By Shannon Magsam
At the library the other day, I was looking for an article in Time Magaine about only children (since I’ve got one, I’m always drawn to conversations on the topic) when the headline splashed across another magazine cover caught my eye.
It said: “I love my children. I hate my life”.
You can see why I was intrigued. The story focuses on how parents’ “happy” quotient isn’t necessarily raised after they have kids. That they are, in fact, less happy than their non-parent counterparts.
Some of you may have seen the article’s author on the Today show recently. I read the article in New York Magazine first, then, when I mentioned it to my husband over the weekend, he asked if I’d seen author Jennifer Senior on the show. Since I hadn’t, I went to find the interview online.
But the comments on the Today show’s website were the most interesting find. So many of the commenters had chosen not to have kids or wished they hadn’t.
I can sympathize with those who may not have found parenting to be the most satisfying experience. But I can’t quite comprehend it. Admittedly, motherhood came at the exact right time in my life. It wasn’t a surprise pregnancy (we were very much “trying”), I was married to a man I adore and I had some maturity under my belt. And I had mostly realistic expectations.
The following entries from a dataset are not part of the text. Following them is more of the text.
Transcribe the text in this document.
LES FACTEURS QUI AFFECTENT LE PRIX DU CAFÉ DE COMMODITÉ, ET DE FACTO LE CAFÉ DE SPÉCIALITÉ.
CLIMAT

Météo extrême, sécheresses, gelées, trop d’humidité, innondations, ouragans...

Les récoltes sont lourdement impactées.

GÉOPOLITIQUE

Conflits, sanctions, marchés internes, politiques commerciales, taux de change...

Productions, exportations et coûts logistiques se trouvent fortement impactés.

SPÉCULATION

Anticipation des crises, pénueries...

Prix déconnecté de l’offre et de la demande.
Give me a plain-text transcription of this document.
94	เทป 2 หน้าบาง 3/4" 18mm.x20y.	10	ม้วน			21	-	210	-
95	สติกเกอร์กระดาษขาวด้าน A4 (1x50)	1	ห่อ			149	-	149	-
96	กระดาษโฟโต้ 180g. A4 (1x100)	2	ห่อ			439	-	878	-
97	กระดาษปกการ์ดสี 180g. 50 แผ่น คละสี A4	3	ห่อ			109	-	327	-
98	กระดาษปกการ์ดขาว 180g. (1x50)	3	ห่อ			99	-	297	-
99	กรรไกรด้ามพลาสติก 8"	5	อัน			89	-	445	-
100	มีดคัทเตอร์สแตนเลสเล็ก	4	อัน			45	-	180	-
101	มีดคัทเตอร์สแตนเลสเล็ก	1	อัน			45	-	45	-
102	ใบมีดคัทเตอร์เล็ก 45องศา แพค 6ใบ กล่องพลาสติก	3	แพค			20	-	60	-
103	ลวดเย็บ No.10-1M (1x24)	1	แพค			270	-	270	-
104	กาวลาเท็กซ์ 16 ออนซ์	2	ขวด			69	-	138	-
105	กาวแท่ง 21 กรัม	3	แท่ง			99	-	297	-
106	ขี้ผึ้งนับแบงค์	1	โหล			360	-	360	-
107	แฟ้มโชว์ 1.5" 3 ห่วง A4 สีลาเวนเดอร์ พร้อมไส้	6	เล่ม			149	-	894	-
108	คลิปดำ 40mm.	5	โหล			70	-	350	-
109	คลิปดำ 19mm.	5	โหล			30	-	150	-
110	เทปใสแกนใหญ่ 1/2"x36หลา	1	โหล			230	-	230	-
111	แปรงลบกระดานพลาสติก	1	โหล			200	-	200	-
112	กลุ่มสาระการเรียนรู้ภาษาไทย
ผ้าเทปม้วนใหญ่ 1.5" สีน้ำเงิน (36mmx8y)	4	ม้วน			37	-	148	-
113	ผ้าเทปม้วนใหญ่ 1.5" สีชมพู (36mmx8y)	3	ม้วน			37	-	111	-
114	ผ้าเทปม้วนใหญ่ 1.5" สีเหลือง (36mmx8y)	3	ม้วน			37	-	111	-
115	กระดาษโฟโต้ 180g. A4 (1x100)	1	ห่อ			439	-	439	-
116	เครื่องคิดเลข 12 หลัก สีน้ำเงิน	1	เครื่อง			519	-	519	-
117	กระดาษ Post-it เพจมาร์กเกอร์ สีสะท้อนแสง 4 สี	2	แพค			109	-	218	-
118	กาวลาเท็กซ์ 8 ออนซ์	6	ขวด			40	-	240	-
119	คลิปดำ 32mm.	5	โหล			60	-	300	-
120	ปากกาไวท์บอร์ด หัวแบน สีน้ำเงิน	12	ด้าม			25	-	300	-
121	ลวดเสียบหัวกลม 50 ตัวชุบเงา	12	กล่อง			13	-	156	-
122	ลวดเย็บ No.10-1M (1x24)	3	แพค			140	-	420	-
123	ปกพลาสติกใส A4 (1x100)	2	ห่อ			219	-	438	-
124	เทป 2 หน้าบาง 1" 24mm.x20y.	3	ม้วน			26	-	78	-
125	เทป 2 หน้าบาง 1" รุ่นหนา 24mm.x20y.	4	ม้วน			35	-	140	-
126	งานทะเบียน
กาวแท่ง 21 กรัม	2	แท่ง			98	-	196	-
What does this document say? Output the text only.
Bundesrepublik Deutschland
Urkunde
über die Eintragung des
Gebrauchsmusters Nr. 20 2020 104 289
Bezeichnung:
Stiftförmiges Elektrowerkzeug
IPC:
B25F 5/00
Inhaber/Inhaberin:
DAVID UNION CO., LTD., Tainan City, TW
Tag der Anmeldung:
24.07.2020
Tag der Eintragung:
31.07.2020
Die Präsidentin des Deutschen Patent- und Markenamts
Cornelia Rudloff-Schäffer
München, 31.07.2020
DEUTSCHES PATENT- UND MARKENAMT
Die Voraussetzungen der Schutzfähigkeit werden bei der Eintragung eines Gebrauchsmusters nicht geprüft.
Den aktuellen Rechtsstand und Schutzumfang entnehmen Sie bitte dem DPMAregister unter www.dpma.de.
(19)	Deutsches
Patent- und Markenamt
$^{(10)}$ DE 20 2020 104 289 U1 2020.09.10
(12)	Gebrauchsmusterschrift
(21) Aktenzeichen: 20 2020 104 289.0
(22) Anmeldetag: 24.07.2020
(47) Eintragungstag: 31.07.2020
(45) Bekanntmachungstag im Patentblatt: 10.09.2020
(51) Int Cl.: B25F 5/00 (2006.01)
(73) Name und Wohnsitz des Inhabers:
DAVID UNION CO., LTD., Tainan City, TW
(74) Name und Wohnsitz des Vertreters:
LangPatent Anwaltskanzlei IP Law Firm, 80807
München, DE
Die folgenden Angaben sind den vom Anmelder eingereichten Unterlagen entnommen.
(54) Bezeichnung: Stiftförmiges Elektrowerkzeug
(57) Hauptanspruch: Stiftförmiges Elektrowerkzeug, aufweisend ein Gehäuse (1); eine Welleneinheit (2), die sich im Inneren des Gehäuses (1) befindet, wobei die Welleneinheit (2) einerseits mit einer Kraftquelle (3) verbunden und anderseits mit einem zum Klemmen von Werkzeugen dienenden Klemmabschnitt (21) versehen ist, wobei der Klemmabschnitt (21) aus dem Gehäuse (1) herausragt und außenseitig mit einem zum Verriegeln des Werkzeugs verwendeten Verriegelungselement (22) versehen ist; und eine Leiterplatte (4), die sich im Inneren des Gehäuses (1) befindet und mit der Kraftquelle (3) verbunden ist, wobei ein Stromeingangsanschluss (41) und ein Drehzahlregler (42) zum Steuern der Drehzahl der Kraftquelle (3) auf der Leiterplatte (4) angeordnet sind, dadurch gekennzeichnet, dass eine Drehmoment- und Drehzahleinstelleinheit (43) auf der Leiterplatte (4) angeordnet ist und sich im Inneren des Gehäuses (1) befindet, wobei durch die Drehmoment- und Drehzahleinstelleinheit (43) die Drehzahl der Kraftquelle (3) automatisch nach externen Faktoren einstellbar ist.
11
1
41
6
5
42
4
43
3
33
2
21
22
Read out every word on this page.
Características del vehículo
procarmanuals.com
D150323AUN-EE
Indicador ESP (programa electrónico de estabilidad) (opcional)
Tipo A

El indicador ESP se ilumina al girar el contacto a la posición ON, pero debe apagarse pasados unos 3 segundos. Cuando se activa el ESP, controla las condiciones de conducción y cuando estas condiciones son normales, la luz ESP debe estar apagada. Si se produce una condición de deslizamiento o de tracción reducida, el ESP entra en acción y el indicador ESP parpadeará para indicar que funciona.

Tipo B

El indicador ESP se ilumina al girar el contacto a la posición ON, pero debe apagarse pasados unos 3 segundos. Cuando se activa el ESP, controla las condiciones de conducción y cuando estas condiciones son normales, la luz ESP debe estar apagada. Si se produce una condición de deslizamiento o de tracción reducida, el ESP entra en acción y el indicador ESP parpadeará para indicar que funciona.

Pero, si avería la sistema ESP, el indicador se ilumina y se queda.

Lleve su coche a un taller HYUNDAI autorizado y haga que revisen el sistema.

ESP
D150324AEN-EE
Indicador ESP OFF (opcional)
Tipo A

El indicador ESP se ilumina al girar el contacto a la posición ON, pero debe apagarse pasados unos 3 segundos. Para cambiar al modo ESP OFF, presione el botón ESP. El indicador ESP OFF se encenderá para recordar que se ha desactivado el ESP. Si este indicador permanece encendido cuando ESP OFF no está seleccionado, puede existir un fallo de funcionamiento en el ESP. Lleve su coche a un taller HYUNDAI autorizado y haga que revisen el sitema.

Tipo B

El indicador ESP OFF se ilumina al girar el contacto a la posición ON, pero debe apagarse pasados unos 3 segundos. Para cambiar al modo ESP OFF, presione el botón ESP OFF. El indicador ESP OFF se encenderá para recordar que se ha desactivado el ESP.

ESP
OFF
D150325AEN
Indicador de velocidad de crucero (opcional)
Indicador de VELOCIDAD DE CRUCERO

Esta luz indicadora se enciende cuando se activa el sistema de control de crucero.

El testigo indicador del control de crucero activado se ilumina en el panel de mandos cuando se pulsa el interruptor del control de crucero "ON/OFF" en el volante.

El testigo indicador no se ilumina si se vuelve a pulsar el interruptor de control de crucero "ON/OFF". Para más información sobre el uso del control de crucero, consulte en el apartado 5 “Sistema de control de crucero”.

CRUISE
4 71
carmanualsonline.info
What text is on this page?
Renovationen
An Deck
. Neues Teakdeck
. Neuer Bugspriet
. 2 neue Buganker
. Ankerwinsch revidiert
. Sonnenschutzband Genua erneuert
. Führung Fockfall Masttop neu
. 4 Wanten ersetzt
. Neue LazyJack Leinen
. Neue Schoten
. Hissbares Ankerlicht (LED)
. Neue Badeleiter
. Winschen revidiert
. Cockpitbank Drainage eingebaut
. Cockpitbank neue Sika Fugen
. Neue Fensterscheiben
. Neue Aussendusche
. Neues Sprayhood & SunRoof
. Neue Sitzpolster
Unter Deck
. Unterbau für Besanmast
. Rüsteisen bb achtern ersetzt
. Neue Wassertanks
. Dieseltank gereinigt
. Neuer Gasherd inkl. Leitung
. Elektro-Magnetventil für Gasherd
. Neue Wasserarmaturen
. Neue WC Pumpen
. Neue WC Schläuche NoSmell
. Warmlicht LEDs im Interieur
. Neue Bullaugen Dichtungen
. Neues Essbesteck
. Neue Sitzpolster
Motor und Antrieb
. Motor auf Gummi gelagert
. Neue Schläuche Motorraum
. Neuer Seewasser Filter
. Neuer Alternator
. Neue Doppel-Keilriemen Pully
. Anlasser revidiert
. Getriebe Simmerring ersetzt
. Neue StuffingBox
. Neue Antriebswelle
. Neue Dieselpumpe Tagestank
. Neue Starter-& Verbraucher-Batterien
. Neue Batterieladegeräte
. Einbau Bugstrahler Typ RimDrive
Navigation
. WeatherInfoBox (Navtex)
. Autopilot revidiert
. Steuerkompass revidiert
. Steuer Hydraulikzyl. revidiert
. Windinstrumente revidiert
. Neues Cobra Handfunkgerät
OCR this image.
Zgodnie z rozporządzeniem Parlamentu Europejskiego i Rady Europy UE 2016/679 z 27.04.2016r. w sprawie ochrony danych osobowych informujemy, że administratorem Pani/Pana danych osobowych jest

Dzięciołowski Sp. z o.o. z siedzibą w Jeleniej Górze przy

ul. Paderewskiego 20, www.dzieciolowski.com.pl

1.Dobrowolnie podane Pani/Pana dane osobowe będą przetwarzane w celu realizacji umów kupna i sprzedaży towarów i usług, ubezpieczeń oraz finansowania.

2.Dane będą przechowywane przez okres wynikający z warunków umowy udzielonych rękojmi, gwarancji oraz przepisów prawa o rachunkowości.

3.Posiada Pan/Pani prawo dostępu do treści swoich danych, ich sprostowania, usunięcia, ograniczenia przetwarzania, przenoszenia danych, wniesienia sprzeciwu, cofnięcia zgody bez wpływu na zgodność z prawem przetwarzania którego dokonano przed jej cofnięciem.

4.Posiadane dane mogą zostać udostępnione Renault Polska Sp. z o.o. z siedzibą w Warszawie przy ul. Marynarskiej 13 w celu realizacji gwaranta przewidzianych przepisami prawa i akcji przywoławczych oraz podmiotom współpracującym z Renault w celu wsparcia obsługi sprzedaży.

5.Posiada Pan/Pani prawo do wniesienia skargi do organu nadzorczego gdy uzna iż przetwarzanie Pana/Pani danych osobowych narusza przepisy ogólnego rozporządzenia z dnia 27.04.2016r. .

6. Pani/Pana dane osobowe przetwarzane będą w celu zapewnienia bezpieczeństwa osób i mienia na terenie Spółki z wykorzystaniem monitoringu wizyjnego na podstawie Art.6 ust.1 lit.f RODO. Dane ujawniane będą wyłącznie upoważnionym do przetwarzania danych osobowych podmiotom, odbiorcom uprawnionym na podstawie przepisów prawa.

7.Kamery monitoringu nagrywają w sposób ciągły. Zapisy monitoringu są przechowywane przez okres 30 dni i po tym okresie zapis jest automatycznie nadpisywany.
Of course, nothing can prepare you for the whirlwind that is parenthood. Your kids might not have the personality you expected, health concerns you never could have anticipated, temper tantrums from Hades. But nothing can prepare you for the joy, either. You can imagine what it will feel like to have tiny little arms wrap around you and squeeze tight, but the reality is much, much better.
On the other hand, the “lows” can be low-lier than you can imagine, too.
But, all told, I can definitely say my life is better, happier, fuller than before I had a child. I think the important things that have made it more positive than negative are: having good friends around me who weren’t afraid to discuss heavy issues; having a husband who shared with me the feeling of ‘we’re in this together’; having done many of the things I wanted to do before the responsibility of a child eliminated certain life choices; and being able to continue my work while simultaneously staying home with my daughter.
I don’t mean to simplify things. Parenting is amazing, scary, tiring, fun, perplexing, defeating, uplifting, unselfish. And that only scratches the surface. But I can say without hesitation that I’m definitely happier.